Network Topology Types.
In this article, we will learn about Network Topology Types. The network topology is the plan of the various elements (links, nodes, etc) of a computer network. Basically, it is the topological structure of a network and may be shown physically or logically.
Network Topology Types are:
- Ring Topology.
- Star Topology.
- Bus Topology.
- Tree Topology.
This is topology forms point to point links (PPP – Point to Point Protocol) connecting computers in a closed loop. A single channel connects all the computers and there is no central computer in this topology.
Unidirectional links will allow transmission in one direction only (clockwise or anti-clockwise). The bi-directional ring allows trans mission in both directions, but one direction at a time. The bi-directional link is better because, if a computer breaks down, the message is sent by the opposite ring towards the destination computer. The data transfer rate ranges from 4 mega bits per second to 100 Mbps depending on the channel selected for transmission.

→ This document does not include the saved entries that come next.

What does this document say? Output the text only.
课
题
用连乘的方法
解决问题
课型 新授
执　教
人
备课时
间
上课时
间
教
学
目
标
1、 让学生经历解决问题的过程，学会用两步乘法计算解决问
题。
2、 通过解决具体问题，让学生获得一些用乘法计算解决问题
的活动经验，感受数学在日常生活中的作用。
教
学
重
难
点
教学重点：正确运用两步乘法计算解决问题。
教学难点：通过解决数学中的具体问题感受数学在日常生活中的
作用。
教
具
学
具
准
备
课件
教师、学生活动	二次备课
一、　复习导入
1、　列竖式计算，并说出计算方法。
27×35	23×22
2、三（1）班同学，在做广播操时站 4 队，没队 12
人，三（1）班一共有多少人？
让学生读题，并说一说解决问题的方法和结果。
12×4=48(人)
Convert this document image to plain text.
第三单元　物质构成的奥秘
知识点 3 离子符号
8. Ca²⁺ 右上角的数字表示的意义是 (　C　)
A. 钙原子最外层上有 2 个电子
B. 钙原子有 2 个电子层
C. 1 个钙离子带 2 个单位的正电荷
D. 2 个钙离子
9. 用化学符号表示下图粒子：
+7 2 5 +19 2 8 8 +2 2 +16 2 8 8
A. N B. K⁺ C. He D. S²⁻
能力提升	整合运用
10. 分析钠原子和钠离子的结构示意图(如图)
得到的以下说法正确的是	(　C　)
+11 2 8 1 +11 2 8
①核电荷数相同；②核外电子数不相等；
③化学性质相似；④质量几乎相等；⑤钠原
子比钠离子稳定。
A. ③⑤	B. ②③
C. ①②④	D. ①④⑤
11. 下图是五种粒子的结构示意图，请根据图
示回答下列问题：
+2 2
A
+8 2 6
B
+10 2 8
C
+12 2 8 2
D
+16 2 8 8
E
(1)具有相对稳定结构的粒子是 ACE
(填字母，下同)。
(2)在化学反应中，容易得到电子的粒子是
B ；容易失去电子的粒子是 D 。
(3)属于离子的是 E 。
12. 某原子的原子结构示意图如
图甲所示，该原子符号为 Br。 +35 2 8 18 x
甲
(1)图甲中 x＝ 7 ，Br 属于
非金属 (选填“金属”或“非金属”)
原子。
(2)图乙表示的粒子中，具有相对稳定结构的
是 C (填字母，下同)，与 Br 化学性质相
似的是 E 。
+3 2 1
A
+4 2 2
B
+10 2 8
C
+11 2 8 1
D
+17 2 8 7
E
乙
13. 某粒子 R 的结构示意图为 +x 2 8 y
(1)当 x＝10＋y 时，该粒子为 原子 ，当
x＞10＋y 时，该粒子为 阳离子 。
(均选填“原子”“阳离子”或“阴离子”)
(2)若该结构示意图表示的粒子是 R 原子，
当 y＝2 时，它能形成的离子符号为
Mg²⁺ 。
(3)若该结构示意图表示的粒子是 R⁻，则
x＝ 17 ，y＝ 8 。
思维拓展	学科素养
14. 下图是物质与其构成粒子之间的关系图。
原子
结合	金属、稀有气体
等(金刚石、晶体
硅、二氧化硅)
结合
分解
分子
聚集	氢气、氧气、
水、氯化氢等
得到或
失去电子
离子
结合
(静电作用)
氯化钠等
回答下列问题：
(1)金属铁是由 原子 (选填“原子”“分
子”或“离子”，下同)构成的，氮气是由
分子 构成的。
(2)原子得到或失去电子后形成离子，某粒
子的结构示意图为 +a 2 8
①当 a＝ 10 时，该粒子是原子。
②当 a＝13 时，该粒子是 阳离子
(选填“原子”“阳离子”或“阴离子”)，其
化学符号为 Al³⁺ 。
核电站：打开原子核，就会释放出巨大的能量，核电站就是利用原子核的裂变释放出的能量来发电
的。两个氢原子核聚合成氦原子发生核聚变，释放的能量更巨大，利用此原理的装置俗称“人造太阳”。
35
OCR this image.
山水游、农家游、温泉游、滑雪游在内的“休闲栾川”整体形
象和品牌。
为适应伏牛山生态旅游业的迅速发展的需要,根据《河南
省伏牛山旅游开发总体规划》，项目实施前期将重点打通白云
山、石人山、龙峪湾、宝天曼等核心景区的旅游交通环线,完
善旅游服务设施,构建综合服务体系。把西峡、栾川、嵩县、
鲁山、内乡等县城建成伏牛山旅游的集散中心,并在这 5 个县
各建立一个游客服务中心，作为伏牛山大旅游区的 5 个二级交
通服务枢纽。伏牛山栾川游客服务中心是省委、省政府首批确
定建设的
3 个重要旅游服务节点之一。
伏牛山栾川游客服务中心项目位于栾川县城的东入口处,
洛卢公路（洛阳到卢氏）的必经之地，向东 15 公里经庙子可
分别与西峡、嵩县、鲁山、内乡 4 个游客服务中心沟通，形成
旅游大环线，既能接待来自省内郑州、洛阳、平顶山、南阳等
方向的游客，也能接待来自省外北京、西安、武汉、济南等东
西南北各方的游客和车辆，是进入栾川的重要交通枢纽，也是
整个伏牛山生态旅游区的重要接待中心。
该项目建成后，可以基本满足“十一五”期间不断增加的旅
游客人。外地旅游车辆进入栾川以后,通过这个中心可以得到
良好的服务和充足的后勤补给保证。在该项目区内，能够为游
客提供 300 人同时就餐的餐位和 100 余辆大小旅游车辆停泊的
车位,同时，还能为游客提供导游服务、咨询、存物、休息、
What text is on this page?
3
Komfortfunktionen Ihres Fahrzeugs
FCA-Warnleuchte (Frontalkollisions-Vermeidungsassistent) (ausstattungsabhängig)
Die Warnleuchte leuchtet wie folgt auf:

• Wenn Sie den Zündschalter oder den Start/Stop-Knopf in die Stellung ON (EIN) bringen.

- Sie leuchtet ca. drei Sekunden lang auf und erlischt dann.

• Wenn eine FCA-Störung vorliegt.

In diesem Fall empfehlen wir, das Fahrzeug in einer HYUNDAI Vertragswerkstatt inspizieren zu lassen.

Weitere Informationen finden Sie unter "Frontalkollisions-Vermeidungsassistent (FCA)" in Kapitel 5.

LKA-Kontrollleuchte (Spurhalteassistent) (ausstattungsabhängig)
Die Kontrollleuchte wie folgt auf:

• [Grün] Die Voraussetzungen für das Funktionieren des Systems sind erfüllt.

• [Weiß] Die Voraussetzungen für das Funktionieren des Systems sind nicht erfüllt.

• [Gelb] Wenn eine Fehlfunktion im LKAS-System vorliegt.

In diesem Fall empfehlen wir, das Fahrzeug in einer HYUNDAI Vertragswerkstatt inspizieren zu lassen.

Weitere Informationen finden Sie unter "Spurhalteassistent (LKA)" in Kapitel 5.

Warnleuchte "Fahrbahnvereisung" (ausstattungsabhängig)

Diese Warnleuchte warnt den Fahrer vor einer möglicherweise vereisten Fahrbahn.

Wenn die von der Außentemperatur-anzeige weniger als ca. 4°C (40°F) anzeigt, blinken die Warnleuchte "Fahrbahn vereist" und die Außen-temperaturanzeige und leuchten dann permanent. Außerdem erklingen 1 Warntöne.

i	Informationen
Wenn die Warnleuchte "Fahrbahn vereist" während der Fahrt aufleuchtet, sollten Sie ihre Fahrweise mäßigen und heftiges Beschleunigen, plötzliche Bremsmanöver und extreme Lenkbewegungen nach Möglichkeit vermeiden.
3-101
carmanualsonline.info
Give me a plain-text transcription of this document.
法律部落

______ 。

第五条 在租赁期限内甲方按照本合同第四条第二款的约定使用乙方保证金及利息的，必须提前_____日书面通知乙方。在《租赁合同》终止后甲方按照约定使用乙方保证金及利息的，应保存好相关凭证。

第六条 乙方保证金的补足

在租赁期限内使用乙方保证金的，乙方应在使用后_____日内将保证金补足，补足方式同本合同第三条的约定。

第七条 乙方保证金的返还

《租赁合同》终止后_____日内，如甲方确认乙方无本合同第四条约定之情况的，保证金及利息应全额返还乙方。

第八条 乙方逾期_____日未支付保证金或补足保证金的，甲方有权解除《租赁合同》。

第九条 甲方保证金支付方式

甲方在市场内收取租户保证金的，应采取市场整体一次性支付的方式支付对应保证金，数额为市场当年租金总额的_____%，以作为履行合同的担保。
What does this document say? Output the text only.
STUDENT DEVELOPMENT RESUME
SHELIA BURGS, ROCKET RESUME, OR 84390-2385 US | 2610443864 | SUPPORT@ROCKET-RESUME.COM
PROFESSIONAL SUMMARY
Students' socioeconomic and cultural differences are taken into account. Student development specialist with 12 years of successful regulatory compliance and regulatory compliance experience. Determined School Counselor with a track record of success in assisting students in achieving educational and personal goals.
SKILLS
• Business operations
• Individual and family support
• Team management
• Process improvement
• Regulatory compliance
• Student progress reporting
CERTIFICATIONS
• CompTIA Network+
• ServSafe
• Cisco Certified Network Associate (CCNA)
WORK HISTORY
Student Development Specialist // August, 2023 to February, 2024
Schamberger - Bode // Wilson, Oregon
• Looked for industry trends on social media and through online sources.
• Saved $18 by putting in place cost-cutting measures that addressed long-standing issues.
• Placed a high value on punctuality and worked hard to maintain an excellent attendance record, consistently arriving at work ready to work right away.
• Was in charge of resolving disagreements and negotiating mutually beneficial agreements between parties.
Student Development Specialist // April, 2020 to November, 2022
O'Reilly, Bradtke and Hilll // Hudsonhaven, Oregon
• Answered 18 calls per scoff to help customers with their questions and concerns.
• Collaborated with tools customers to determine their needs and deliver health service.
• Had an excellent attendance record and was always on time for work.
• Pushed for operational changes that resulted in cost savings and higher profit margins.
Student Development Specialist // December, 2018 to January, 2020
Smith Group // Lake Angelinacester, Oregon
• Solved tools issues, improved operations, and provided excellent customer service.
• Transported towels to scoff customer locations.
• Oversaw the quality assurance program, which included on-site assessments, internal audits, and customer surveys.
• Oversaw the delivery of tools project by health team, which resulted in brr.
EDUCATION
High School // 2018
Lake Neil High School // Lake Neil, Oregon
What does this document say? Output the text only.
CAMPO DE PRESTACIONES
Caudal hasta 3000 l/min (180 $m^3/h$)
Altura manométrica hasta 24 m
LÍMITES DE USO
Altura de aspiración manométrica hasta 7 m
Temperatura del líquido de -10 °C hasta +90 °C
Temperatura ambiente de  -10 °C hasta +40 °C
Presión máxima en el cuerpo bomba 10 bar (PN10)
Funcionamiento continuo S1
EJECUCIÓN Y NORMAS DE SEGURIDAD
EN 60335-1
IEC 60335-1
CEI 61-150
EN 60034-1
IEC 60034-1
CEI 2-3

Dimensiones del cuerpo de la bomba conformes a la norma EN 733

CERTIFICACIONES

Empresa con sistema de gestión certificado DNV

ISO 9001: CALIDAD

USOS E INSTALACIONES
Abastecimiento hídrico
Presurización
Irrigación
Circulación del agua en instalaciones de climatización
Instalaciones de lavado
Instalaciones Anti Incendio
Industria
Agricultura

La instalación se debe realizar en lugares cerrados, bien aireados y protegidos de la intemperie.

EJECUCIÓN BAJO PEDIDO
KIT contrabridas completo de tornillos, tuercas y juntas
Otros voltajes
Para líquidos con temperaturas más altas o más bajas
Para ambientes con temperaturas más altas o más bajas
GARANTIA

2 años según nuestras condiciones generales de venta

Star topology connects each mode with a central computer directly through a separate cable. All the transmission is made through the central computer so if the central breaks down the whole network goes down. As separate cables are to be laid down, it is relatively expensive. The data transfer rate ranges from 1 Mbps to 100 Mbps depending on the channels used.
Bus topology is the most simple and inexpensive of all the topology. A single cable runs to connect all the computer in this network. The central computer controls the network, so any breakdown of the file server leads to the closing down of the whole network. Data is transmitted to all the computer on the network, but it is received by the destination node only. The data transfer rate is between 1 Mbps to 50 Mbps depending on the channels used, with certain limitations.
Tree topology is the hierarchical bus topology or the generalization of the bus topology. The node where one or more cables start for branching is called headend. There could be many branches at the headed end, the branches could have more branches, for developing complex tree networks. Data travels from every station before reaching the destination.